Compression ratio of the new algorithm and the Isenburg-Lindstrom-Snoeyink algorithm
Table 4 shows the compressing time of the experiments for comparison and the histogram of it is shown in Figure 9. Both of them show that the new algorithm needs more compressing time for the same model than the Isenburg-Lindstrom-Snoeyink algorithm.
Compressing time of the new algorithm and the Isenburg-Lindstrom-Snoeyink algorithm

Compression time of the new algorithm and the Isenburg-Lindstrom-Snoeyink algorithm
Table 5 shows the decompressing time of the experiments for comparison and the histogram of it is shown in Figure 10. Both of them show that the new algorithm needs less decompressing time for the same model than the Isenburg-Lindstrom-Snoeyink algorithm.
Decompressing time of the new algorithm and the Isenburg-Lindstrom-Snoeyink algorithm

Decompression time of the new algorithm and the Isenburg-Lindstrom-Snoeyink algorithm
Figure 7 and Figure 8 show that, except for the Golf Club, the compression radio of the proposed method is better than the Isenburg-Lindstrom-Snoeyink algorithm. Figure 9 and Figure 10 show that although the new algorithm needs more time than the Isenburg-Lindstrom-Snoeyink algorithm for compression, it uses less time for de-compression, which determines the efficiency in practical use.

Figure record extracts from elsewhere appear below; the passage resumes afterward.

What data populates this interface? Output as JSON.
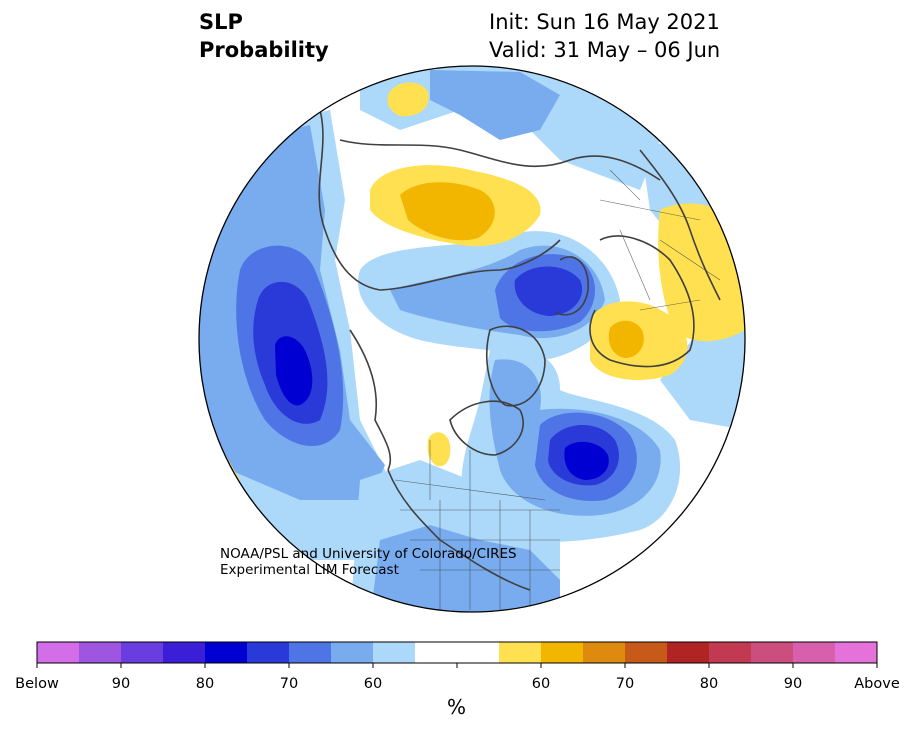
{
  "title": {
    "variable": "SLP",
    "product": "Probability",
    "init": "Init: Sun 16 May 2021",
    "valid": "Valid: 31 May – 06 Jun"
  },
  "credit": {
    "line1": "NOAA/PSL and University of Colorado/CIRES",
    "line2": "Experimental LIM Forecast"
  },
  "colorbar": {
    "unit": "%",
    "colors": [
      "#d46ee8",
      "#9e55e0",
      "#6a3de0",
      "#3a1fd6",
      "#0000d2",
      "#2a3ad8",
      "#4f74e6",
      "#78acee",
      "#acd8fa",
      "#ffffff",
      "#ffffff",
      "#ffe050",
      "#f2b600",
      "#dd8a0e",
      "#c75a18",
      "#b02424",
      "#c23a52",
      "#cc4e7e",
      "#d85fae",
      "#e472d8"
    ],
    "tick_labels": [
      "Below",
      "90",
      "80",
      "70",
      "60",
      "60",
      "70",
      "80",
      "90",
      "Above"
    ]
  },
  "map": {
    "projection": "north-polar-stereographic",
    "boundary": "circle",
    "land_outline_color": "#404040",
    "categories": [
      "below-normal (blue)",
      "normal (white)",
      "above-normal (yellow)"
    ]
  }
}
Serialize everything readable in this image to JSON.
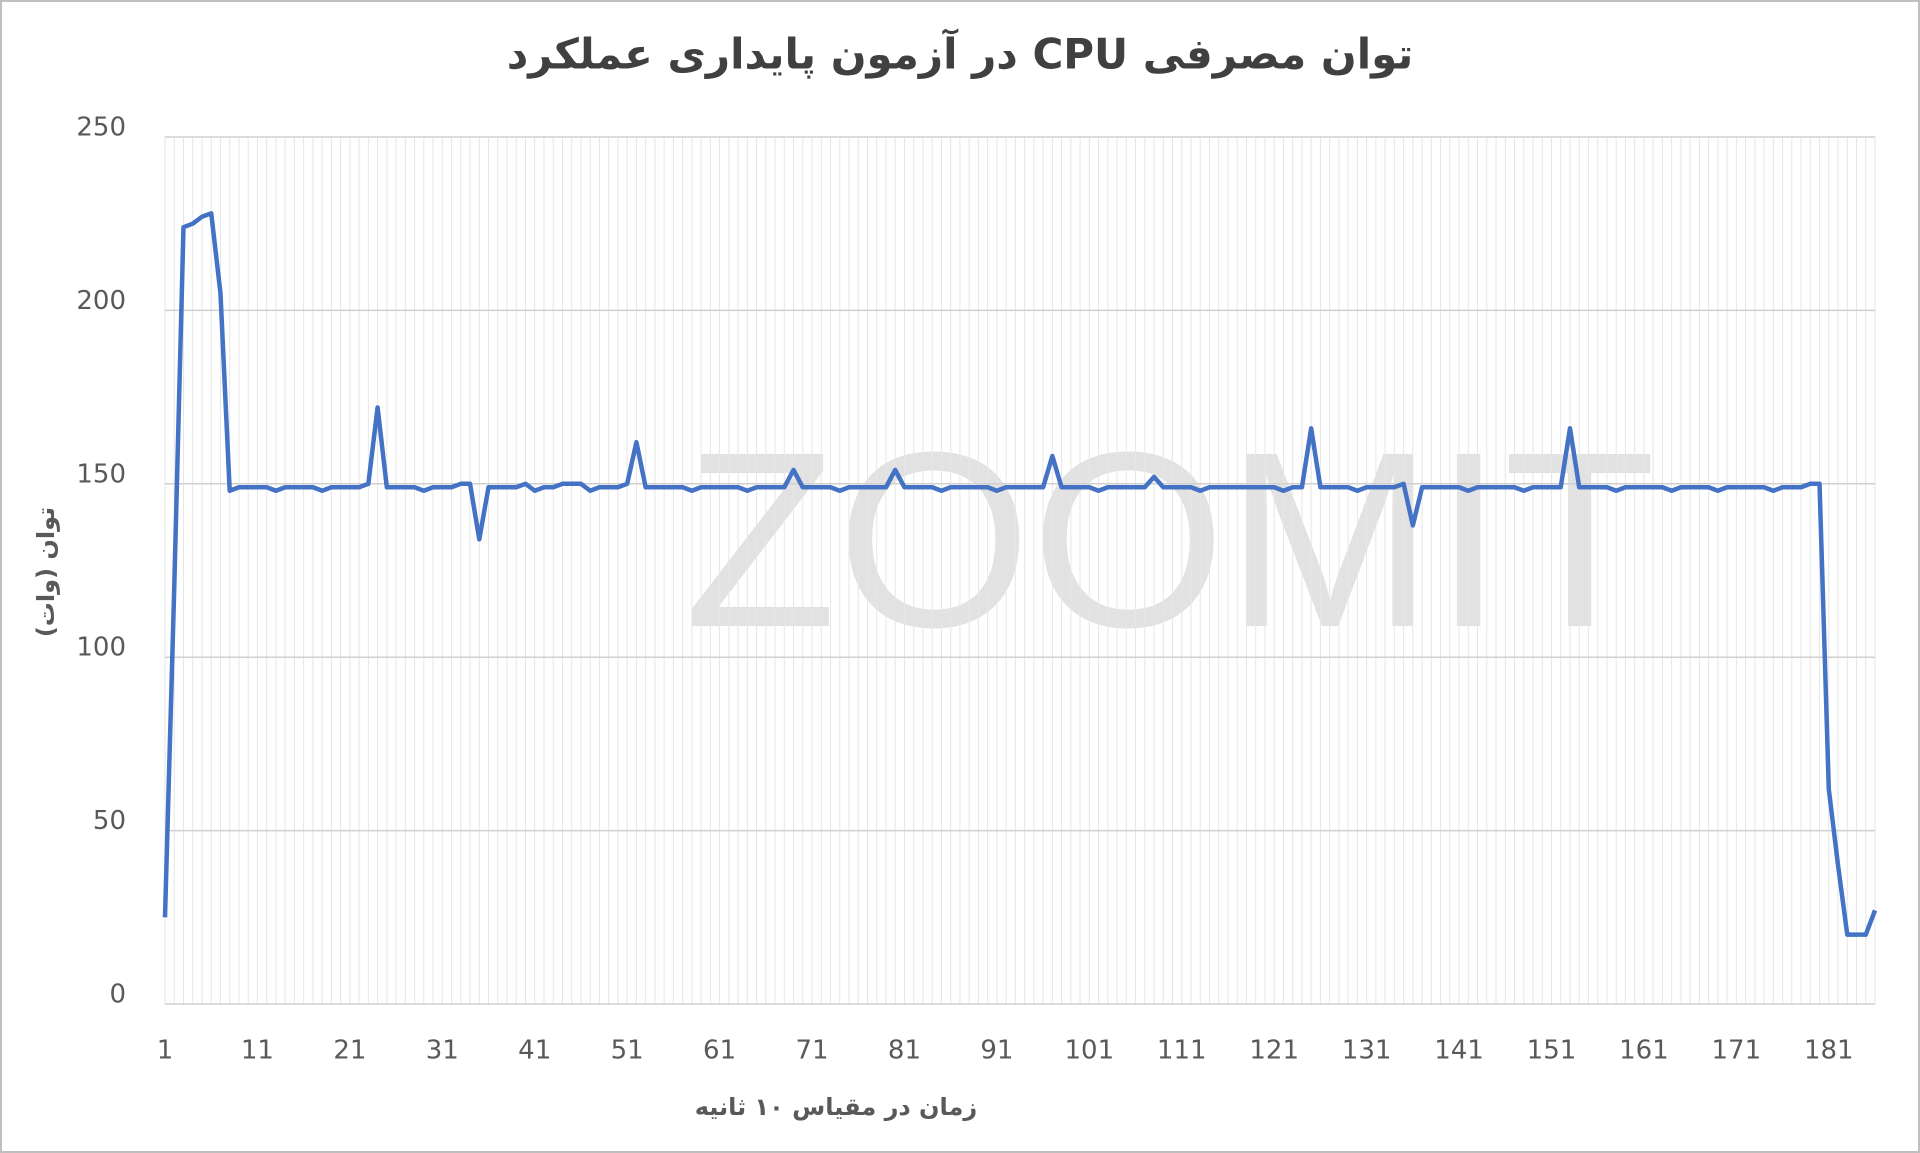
{
  "chart_data": {
    "type": "line",
    "title": "توان مصرفی CPU در آزمون پایداری عملکرد",
    "x_label": "زمان در مقیاس ۱۰ ثانیه",
    "y_label": "توان (وات)",
    "watermark": "ZOOMIT",
    "x": [
      1,
      2,
      3,
      4,
      5,
      6,
      7,
      8,
      9,
      10,
      11,
      12,
      13,
      14,
      15,
      16,
      17,
      18,
      19,
      20,
      21,
      22,
      23,
      24,
      25,
      26,
      27,
      28,
      29,
      30,
      31,
      32,
      33,
      34,
      35,
      36,
      37,
      38,
      39,
      40,
      41,
      42,
      43,
      44,
      45,
      46,
      47,
      48,
      49,
      50,
      51,
      52,
      53,
      54,
      55,
      56,
      57,
      58,
      59,
      60,
      61,
      62,
      63,
      64,
      65,
      66,
      67,
      68,
      69,
      70,
      71,
      72,
      73,
      74,
      75,
      76,
      77,
      78,
      79,
      80,
      81,
      82,
      83,
      84,
      85,
      86,
      87,
      88,
      89,
      90,
      91,
      92,
      93,
      94,
      95,
      96,
      97,
      98,
      99,
      100,
      101,
      102,
      103,
      104,
      105,
      106,
      107,
      108,
      109,
      110,
      111,
      112,
      113,
      114,
      115,
      116,
      117,
      118,
      119,
      120,
      121,
      122,
      123,
      124,
      125,
      126,
      127,
      128,
      129,
      130,
      131,
      132,
      133,
      134,
      135,
      136,
      137,
      138,
      139,
      140,
      141,
      142,
      143,
      144,
      145,
      146,
      147,
      148,
      149,
      150,
      151,
      152,
      153,
      154,
      155,
      156,
      157,
      158,
      159,
      160,
      161,
      162,
      163,
      164,
      165,
      166,
      167,
      168,
      169,
      170,
      171,
      172,
      173,
      174,
      175,
      176,
      177,
      178,
      179,
      180,
      181,
      182,
      183,
      184,
      185,
      186
    ],
    "series": [
      {
        "color": "#4472c4",
        "values": [
          25,
          120,
          224,
          225,
          227,
          228,
          205,
          148,
          149,
          149,
          149,
          149,
          148,
          149,
          149,
          149,
          149,
          148,
          149,
          149,
          149,
          149,
          150,
          172,
          149,
          149,
          149,
          149,
          148,
          149,
          149,
          149,
          150,
          150,
          134,
          149,
          149,
          149,
          149,
          150,
          148,
          149,
          149,
          150,
          150,
          150,
          148,
          149,
          149,
          149,
          150,
          162,
          149,
          149,
          149,
          149,
          149,
          148,
          149,
          149,
          149,
          149,
          149,
          148,
          149,
          149,
          149,
          149,
          154,
          149,
          149,
          149,
          149,
          148,
          149,
          149,
          149,
          149,
          149,
          154,
          149,
          149,
          149,
          149,
          148,
          149,
          149,
          149,
          149,
          149,
          148,
          149,
          149,
          149,
          149,
          149,
          158,
          149,
          149,
          149,
          149,
          148,
          149,
          149,
          149,
          149,
          149,
          152,
          149,
          149,
          149,
          149,
          148,
          149,
          149,
          149,
          149,
          149,
          149,
          149,
          149,
          148,
          149,
          149,
          166,
          149,
          149,
          149,
          149,
          148,
          149,
          149,
          149,
          149,
          150,
          138,
          149,
          149,
          149,
          149,
          149,
          148,
          149,
          149,
          149,
          149,
          149,
          148,
          149,
          149,
          149,
          149,
          166,
          149,
          149,
          149,
          149,
          148,
          149,
          149,
          149,
          149,
          149,
          148,
          149,
          149,
          149,
          149,
          148,
          149,
          149,
          149,
          149,
          149,
          148,
          149,
          149,
          149,
          150,
          150,
          62,
          40,
          20,
          20,
          20,
          27
        ]
      }
    ],
    "xlim": [
      1,
      186
    ],
    "xticks": [
      1,
      11,
      21,
      31,
      41,
      51,
      61,
      71,
      81,
      91,
      101,
      111,
      121,
      131,
      141,
      151,
      161,
      171,
      181
    ],
    "ylim": [
      0,
      250
    ],
    "yticks": [
      0,
      50,
      100,
      150,
      200,
      250
    ],
    "grid": true
  }
}
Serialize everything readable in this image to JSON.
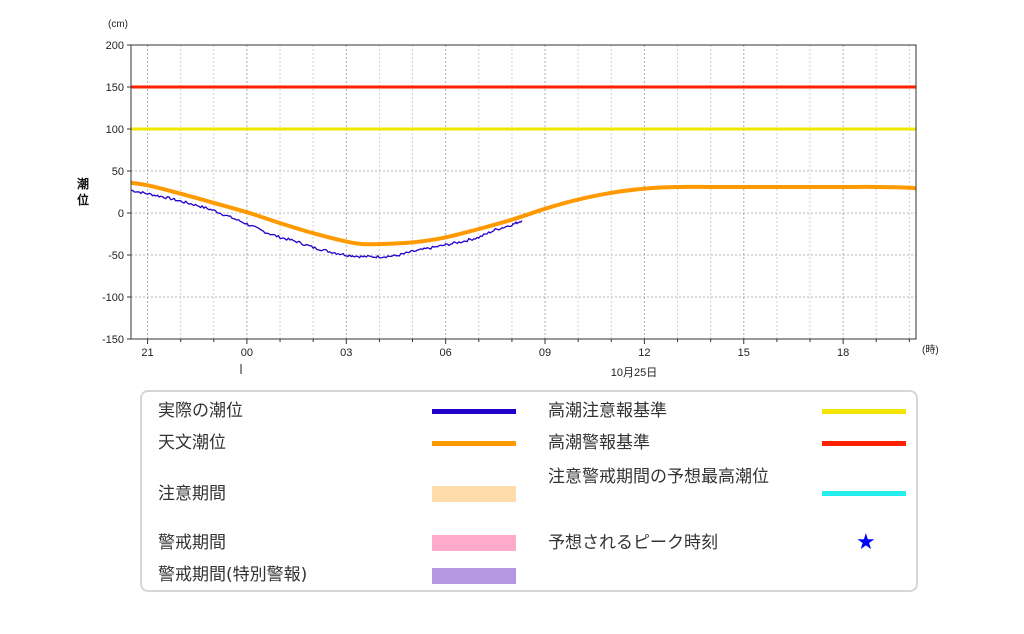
{
  "chart_data": {
    "type": "line",
    "unit_label": "(cm)",
    "ylabel": "潮位",
    "xunit": "(時)",
    "date_label": "10月25日",
    "ylim": [
      -150,
      200
    ],
    "y_ticks": [
      "200",
      "150",
      "100",
      "50",
      "0",
      "-50",
      "-100",
      "-150"
    ],
    "x_ticks": [
      "21",
      "00",
      "03",
      "06",
      "09",
      "12",
      "15",
      "18"
    ],
    "xlim_hours": [
      -3.5,
      20.2
    ],
    "grid": true,
    "reference_lines": [
      {
        "name": "高潮警報基準",
        "value": 150,
        "color": "#ff2200"
      },
      {
        "name": "高潮注意報基準",
        "value": 100,
        "color": "#f2e600"
      }
    ],
    "series": [
      {
        "name": "天文潮位",
        "color": "#ff9900",
        "x": [
          -3.5,
          -3,
          -2,
          -1,
          0,
          1,
          2,
          3,
          3.5,
          4,
          5,
          6,
          7,
          8,
          9,
          10,
          11,
          12,
          13,
          14,
          15,
          16,
          17,
          18,
          19,
          20,
          20.2
        ],
        "y": [
          36,
          33,
          23,
          12,
          1,
          -12,
          -24,
          -34,
          -37,
          -37,
          -35,
          -29,
          -19,
          -8,
          5,
          16,
          24,
          29,
          31,
          31,
          31,
          31,
          31,
          31,
          31,
          30,
          29
        ]
      },
      {
        "name": "実際の潮位",
        "color": "#2200cc",
        "x": [
          -3.5,
          -3,
          -2.5,
          -2,
          -1.5,
          -1,
          -0.5,
          0,
          0.5,
          1,
          1.5,
          2,
          2.5,
          3,
          3.5,
          4,
          4.5,
          5,
          5.5,
          6,
          6.5,
          7,
          7.5,
          8,
          8.3
        ],
        "y": [
          27,
          23,
          19,
          14,
          9,
          3,
          -5,
          -13,
          -22,
          -29,
          -34,
          -41,
          -46,
          -50,
          -52,
          -52,
          -51,
          -46,
          -42,
          -38,
          -34,
          -29,
          -20,
          -14,
          -9
        ]
      }
    ]
  },
  "legend": {
    "items": [
      {
        "label": "実際の潮位",
        "color": "#2200cc",
        "kind": "line"
      },
      {
        "label": "天文潮位",
        "color": "#ff9900",
        "kind": "line"
      },
      {
        "label": "注意期間",
        "color": "#ffdcaa",
        "kind": "box"
      },
      {
        "label": "警戒期間",
        "color": "#ffaac8",
        "kind": "box"
      },
      {
        "label": "警戒期間(特別警報)",
        "color": "#b496e1",
        "kind": "box"
      },
      {
        "label": "高潮注意報基準",
        "color": "#f2e600",
        "kind": "line"
      },
      {
        "label": "高潮警報基準",
        "color": "#ff2200",
        "kind": "line"
      },
      {
        "label": "注意警戒期間の予想最高潮位",
        "color": "#22eeee",
        "kind": "line"
      },
      {
        "label": "予想されるピーク時刻",
        "color": "#0000ff",
        "kind": "star"
      }
    ]
  }
}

The models we selected for experiments in the paper are comprehensive, from a tiny model to a large model. The method we proposed is worse when it's used on the model Golf Club because the model Golf Club is a tiny model which has less vertexes and will be rarely used in the fact application. For the common practical models, the method we proposed is better than the Isenburg-Lindstrom-Snoeyink algorithm.
The proposed method is a lossless compressing method. There is no difference between the models before and after the compression, so that no figure of models generated by the proposed method is shown.
Now we analyse the time complexity of the compressing and decompressing process. In the compressing process of the vertex table, the main calculations lie in the sorting of the position numbers. Therefore, the time complexity is O (NlogN). The decompression of the vertex table can be implemented by traversing the compressed vertex table once, so the time complexity is O (N).
7. Conclusion
A lossless compression method for grid models has been presented. Although the proposed method is described on the triangular facet grid model, the basic idea can be used for compressing other grid models. Furthermore, the idea of changing the 3D coordinates into 1D and storing the difference of the adjacent 1D numbers after sorting can be applied in other fields.
As well as the method of changing the 3D coordinates into 1D for compression, a revised technique of organizing the facet table has been given to improve compression.
The experiment results show that the new algorithm is more efficient than another typical lossless compression algorithm, the Isenburg-Lindstrom-Snoeyink algorithm.
All compression needs the expense of time. To reduce the time, a main consideration is needed for the decompression. Both theoretical analysis and experiment results show that the time needed for decompression by the proposed method is short. This time is even less when the method is used to transfer the models on the Internet because the decompression can be done at the same time as receiving the model, since the decompression of this method is done by a sequence from the beginning.